I think – and I’m really giving full rein to my geek here but go with me – that this moment is the equivalent of that bit in Star Wars where Luke is trying to use a lightsaber for the first time. If you remember, he starts off practising by trying to react as fast as he can to the little flying ball which is firing laserbolts at him. He has some success but eventually gives up in despair. Obi Wan Kenobi puts a helmet over his head which blocks his vision and tells him to try again. He will have to use new skills – ones which he doesn’t realise he already possesses. That’s where Luke first gets his first real experience of what it would actually be like to be a Jedi. It’s not the first step and there is an even longer journey ahead, but it’s the moment that Luke’s future as a Jedi Knight becomes not only possible, but likely.
From April onwards, the Manchester Local Care Organisation (now its official name) starts to take over the running of certain aspects of health and social care in the city. The focus initially is on the safe and smooth transition of services – so don’t expect anything to look different right away.

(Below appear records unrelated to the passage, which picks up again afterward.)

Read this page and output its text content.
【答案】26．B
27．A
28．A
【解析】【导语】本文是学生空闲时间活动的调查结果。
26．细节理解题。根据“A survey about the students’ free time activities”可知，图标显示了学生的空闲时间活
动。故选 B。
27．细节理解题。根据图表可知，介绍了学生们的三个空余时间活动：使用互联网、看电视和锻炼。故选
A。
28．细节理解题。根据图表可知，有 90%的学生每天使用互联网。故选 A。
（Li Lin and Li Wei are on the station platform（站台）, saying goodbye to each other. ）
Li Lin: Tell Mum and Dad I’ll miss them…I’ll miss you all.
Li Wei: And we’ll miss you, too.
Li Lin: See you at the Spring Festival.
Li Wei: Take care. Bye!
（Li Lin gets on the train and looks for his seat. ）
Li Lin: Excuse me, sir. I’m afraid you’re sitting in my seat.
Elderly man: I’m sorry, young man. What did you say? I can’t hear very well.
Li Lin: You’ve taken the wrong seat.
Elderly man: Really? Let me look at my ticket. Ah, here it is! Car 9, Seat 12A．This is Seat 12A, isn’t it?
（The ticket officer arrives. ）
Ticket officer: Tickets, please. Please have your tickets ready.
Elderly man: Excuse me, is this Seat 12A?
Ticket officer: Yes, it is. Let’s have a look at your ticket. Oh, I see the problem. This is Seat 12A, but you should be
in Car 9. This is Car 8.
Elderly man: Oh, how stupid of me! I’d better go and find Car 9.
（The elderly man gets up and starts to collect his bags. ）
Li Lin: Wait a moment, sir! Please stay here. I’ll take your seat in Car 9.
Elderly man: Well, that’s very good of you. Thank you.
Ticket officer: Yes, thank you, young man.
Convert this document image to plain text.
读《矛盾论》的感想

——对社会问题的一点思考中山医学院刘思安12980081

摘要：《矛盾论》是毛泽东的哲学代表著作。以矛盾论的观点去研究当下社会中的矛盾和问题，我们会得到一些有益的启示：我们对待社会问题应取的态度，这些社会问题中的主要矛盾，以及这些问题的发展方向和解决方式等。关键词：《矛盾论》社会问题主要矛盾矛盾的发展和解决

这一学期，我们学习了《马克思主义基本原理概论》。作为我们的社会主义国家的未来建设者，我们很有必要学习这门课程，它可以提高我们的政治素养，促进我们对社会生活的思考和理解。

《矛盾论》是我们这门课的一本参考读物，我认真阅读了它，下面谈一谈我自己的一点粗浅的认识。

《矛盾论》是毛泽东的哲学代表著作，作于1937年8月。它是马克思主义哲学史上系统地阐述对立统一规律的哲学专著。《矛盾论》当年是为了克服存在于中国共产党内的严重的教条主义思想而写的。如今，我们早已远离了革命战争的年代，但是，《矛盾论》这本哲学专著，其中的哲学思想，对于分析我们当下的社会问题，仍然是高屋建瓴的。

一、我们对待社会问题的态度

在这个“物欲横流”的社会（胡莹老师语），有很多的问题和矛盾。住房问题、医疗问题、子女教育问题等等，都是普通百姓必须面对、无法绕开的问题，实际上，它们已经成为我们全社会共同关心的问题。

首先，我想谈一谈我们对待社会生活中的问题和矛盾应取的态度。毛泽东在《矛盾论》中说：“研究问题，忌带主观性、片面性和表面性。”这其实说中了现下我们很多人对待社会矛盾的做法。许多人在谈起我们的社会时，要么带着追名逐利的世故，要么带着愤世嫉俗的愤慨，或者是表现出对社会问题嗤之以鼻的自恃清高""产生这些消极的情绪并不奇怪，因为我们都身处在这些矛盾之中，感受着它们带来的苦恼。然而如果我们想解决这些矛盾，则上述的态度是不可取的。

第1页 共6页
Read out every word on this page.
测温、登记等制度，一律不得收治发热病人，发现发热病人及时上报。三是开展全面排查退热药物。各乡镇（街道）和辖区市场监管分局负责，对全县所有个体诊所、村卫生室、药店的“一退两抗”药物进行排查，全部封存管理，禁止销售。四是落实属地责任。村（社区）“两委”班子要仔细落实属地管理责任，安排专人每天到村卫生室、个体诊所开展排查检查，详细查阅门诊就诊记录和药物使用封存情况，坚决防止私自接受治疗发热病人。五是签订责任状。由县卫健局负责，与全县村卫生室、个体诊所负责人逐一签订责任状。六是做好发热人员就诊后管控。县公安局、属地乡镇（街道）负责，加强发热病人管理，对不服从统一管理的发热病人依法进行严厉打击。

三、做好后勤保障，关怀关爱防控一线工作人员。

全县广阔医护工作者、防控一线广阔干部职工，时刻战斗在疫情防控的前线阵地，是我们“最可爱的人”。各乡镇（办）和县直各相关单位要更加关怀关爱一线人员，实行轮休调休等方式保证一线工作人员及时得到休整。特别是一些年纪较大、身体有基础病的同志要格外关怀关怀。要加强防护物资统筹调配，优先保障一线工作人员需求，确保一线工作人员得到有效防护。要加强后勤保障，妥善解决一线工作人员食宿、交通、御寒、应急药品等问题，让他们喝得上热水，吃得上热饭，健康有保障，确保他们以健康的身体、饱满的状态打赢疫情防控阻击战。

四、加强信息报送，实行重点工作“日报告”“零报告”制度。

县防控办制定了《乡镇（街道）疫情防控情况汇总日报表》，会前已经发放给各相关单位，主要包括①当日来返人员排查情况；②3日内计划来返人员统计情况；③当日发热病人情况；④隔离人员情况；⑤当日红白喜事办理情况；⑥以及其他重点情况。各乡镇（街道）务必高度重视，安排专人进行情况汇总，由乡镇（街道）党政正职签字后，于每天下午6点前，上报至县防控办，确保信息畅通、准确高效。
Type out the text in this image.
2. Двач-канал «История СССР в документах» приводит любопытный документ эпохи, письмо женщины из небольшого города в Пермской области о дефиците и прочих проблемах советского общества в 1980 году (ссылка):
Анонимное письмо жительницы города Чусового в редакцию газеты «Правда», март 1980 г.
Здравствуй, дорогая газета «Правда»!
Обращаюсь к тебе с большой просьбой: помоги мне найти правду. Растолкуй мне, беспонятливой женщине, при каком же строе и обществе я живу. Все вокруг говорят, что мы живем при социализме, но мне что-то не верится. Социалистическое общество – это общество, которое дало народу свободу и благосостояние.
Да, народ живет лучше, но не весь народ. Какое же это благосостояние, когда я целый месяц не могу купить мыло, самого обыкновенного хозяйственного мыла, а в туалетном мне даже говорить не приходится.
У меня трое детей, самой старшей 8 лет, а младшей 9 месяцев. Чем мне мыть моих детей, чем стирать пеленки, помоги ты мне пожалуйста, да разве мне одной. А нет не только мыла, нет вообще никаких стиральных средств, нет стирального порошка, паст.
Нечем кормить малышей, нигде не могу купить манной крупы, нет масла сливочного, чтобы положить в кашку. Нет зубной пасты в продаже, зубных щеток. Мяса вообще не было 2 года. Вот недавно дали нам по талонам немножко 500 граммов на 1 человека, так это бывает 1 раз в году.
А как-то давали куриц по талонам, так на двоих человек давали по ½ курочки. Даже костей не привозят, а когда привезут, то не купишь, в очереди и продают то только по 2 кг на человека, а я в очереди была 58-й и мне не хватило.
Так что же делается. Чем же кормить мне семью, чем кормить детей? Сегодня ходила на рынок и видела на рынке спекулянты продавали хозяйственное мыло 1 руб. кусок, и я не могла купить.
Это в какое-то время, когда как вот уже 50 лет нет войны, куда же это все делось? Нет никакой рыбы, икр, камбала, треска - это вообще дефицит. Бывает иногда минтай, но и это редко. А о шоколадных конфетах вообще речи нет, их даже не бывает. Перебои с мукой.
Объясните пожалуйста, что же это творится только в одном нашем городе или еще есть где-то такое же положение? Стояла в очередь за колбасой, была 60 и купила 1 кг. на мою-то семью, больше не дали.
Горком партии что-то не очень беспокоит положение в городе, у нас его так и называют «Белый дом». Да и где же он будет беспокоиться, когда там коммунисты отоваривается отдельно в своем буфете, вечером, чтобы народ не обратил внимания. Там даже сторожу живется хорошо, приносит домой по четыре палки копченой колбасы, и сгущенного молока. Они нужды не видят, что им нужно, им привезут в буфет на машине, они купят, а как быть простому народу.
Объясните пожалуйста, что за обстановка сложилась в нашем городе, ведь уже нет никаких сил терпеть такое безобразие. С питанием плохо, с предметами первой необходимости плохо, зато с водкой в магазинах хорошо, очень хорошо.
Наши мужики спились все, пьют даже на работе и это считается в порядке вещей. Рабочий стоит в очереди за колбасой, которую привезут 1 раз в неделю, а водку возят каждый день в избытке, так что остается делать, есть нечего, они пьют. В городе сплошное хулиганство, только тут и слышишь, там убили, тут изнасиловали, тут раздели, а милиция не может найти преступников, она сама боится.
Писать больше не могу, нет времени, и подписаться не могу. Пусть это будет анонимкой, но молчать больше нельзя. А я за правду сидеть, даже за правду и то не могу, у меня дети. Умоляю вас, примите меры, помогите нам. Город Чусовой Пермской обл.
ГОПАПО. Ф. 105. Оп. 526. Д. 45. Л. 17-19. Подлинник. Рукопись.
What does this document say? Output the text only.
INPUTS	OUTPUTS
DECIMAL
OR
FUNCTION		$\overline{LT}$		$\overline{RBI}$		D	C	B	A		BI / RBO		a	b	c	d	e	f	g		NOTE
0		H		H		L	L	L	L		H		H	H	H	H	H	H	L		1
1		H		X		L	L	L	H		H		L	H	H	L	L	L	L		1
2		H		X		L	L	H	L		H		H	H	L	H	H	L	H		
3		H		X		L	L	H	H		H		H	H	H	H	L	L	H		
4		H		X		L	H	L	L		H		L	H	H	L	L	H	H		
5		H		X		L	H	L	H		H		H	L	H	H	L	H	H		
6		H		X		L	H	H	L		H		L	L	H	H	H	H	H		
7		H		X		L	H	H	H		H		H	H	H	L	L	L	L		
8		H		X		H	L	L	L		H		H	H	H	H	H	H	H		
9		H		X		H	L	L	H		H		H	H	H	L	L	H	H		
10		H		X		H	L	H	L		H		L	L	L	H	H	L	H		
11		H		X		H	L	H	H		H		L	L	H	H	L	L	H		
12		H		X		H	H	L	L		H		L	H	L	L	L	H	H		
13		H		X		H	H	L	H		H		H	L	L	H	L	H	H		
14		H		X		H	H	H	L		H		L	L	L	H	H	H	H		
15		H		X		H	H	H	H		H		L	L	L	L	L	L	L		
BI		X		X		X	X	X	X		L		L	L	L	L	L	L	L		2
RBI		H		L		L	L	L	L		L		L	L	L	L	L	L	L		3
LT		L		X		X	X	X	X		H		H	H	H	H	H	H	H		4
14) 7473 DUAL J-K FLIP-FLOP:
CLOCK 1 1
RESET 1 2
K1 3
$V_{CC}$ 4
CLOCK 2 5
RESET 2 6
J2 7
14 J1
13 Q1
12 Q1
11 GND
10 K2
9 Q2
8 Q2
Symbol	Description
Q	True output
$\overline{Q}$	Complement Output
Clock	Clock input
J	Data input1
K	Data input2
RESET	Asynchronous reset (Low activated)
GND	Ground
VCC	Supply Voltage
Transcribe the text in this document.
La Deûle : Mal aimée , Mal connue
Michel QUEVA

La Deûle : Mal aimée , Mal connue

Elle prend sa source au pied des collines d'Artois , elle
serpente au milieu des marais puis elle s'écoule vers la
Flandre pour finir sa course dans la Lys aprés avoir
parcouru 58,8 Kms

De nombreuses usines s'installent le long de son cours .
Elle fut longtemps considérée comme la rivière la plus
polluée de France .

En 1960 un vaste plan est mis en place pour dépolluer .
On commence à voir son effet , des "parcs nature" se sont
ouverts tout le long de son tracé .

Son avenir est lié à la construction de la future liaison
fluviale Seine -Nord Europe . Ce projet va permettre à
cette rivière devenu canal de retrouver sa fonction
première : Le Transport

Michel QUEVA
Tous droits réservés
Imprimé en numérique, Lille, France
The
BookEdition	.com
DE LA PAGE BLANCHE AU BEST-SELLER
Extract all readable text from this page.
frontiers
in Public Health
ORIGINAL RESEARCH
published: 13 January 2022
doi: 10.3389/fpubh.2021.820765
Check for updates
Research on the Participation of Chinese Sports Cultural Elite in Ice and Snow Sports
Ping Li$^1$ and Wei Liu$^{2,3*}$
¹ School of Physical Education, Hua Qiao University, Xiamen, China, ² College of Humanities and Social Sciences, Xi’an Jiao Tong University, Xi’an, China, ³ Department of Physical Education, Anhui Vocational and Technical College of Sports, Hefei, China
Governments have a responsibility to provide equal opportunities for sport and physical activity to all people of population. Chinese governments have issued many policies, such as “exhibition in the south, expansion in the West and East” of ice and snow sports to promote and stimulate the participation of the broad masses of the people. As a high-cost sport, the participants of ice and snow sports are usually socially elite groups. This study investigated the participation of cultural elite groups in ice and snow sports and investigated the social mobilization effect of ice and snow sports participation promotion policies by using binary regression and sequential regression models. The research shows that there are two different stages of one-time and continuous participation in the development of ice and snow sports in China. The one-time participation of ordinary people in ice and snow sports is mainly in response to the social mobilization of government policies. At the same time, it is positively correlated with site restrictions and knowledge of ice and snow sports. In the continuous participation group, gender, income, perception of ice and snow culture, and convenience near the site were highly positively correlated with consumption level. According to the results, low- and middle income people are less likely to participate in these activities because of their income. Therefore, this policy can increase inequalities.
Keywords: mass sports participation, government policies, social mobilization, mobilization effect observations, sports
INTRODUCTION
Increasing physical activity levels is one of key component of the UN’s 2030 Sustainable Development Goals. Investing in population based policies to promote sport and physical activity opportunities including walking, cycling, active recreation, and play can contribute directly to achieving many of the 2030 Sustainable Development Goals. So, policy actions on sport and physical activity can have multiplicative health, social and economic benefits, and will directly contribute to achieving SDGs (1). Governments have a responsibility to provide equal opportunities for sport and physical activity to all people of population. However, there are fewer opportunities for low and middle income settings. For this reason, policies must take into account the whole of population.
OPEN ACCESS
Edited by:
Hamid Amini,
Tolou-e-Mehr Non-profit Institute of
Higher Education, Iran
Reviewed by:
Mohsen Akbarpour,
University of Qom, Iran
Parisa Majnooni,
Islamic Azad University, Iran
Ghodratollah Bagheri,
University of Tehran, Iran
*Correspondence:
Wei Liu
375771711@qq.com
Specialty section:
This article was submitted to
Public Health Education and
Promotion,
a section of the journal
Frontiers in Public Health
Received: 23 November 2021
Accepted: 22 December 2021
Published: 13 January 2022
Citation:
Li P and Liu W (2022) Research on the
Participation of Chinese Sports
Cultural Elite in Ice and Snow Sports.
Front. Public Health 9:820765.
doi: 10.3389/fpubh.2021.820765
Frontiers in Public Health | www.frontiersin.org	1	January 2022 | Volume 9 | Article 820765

The crucial bit in this is the commitment from now onwards to build it all from the neighbourhood level. That means services, leadership, management, partnerships, the whole fabric of the LCO will be closer to the communities where people actually live. It’s a huge opportunity to ensure the voluntary organisations, charities, community groups and social enterprises can bring their expertise into supporting health, care and wellbeing. It also means that there will be more opportunities to involve local people directly in shaping services and building local solutions about what matters to them. Some of the things to enable that are being put in place. There has been investment in co-ordinator roles, community connector roles, care navigators. It’s a sign that the LCO is trying to find ways of connecting into the community.
There is a lot further to go on this: you don’t just need the mechanisms, you need the culture and collaboration. We are starting to see services such as GP practices reach out to the local voluntary organisations for support and to be involved in jointly designing new services. I would like to see more of this investment placed within the community sector as it has all so far ended up in the public sector organisations. There are good signs that this is starting to change with news that there will be Neighbourhood Budgets but these must keep pace with the expectations being placed on local groups as this new way of working accelerates. (Impressive, but you’re not a Jedi yet.)
The other thing which now becomes possible is the ability to focus. The LCO will be able, through collaborative leadership, to connect our fragmented systems. This means building a strong approach to information sharing – particularly user-owned records – and a focus on wellbeing looking at those factors that most influence health such as isolation and driving a strength-based approach through the delivery of all services. That’s the only way it is going to be possible to rebalance the priorities and the budget from hospital and into community-led preventative approaches.
For those involved in this work – in service delivery, in management and back offices - it means letting go of a lot of assumptions, learned behaviours, professional habits. It will mean challenging the rest of the system which is resistant to change. It will mean finding ways of collaboration bringing public services into all of this “community stuff” which surrounds everything and binds everything together (….yeah….the Force, you knew that was where this was going, didn’t you?) This is a new way of being for these institutions and the people inside them and it will also be new for the voluntary organisations too.
In that bit in Star Wars, Obi Wan shows Luke that he has to find a new way of being – not just a new idea, a new skill or a new technique, it’s an entire discipline. “Trust your feelings” he says. Obi Wan challenges Luke to let go of everything he thinks he knows. At the end of the scene Luke recognises that he has just had his first experience of his new self as a Jedi. That is what I hope the LCO is bold enough to do here by really embracing that commitment to neighbourhoods and community.
It will take a long time, mistakes will be made along the way, poor decisions will be made and there may be unnecessary amounts of time spent on writing strategies and models which aren’t ultimately needed. But all that effort is now pointing in the right direction: I remain hopeful this is the next major step in transforming the way health and care works in this city. From April, that future becomes more likely.
The Force will be with them.
P.S. One last insight: it is possible to overextend a metaphor.